LLMs are pre-trained on enormous datasets in an unsupervised manner. In that process, these models learn representations of text data that capture abstract aspects of language, such as meaning and concepts that go across various expressions and languages. These numerical representations of data are generally called dense vectors or embeddings and can be used in information retrieval tasks. The relevance of documents in this scenario is measured by the semantic similarity between the query and the available documents (17). The cosine similarity was used to calculate the semantic similarity between two vectors. As the retrieval mechanism, the Hierarchical Navigable Small World graphs algorithm was used, a technique introduced by Malkov and Yashunin to efficiently compute approximate nearest neighbor search (18). The Chroma DB was used as the embedding database, and the open-source library “chromadb 0.4.22” was used to perform the retrieval.

Three different LLMs embedding Application Programming Interface (API) services were used: OpenAI, Cohere, and Gemini.

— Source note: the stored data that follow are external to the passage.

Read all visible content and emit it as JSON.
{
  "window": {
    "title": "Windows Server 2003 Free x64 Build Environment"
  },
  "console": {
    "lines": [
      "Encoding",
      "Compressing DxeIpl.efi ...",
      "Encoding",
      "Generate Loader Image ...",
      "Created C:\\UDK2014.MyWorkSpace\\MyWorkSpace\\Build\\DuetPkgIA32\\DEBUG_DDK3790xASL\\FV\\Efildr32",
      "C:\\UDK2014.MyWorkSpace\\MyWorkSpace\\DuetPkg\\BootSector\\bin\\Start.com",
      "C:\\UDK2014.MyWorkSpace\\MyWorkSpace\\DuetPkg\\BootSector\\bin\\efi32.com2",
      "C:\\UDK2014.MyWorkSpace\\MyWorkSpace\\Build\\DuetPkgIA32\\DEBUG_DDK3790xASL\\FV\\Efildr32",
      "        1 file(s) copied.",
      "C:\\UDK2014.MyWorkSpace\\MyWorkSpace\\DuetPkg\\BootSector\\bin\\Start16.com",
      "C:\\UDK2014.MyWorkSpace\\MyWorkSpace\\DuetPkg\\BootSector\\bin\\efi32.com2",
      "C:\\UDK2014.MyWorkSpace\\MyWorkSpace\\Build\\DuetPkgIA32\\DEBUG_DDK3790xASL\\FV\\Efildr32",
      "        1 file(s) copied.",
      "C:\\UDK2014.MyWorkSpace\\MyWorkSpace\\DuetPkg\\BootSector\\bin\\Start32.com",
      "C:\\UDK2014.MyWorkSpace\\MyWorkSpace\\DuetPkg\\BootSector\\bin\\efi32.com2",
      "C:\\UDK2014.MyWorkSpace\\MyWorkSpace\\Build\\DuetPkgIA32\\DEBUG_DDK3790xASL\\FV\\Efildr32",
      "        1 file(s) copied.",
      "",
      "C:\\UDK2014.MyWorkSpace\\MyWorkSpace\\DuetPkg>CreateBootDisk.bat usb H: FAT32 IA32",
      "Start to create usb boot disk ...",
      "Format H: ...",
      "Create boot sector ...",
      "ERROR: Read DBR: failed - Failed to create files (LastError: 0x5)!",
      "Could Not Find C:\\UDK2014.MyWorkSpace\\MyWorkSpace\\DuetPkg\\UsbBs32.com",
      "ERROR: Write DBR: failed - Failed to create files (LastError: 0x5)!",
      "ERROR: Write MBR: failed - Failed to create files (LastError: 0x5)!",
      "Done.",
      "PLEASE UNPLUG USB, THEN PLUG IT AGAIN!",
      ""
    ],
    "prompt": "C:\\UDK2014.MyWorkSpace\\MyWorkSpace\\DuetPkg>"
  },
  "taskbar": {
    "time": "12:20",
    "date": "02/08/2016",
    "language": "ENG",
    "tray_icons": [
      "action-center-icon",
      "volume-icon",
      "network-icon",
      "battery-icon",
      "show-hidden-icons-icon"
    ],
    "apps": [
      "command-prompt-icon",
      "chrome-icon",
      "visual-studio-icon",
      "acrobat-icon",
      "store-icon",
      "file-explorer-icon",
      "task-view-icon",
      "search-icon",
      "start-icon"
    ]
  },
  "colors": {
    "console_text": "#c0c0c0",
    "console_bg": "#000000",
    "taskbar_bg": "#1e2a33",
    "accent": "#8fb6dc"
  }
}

OpenAI offers three different embedding models: text-embedding-ada-002, text-embedding-3-small, and text-embedding-3-large. Cohere offers several embedding models. In this study, we included only those that had the Portuguese language represented in the model training data. These were the following: embed-multilingual-v2.0 and embed-multilingual-v3.0 including the four different subtypes available (search_document, search_query, classification, and clustering). Gemini’s embedding model is offered by Google as embedding-001 and has subtypes (semantic_similarity, retrieval_query, retrieval_document, classification, clustering). All of them were included in the analysis.

Data collection

To evaluate the different information retrieval algorithms, a dataset mapping queries to their relevant documents is needed. For this purpose, a simple search engine was developed to help healthcare professionals find the ICPC-2 codes they needed. The app was made publicly available on the web and shared through social media with primary care providers. No login or registration was needed to use the tool. No data specific to each user was collected. Only data related to the queries was collected from April 2023 to October 2023. A screenshot of the search engine is shown and described at Figure 1.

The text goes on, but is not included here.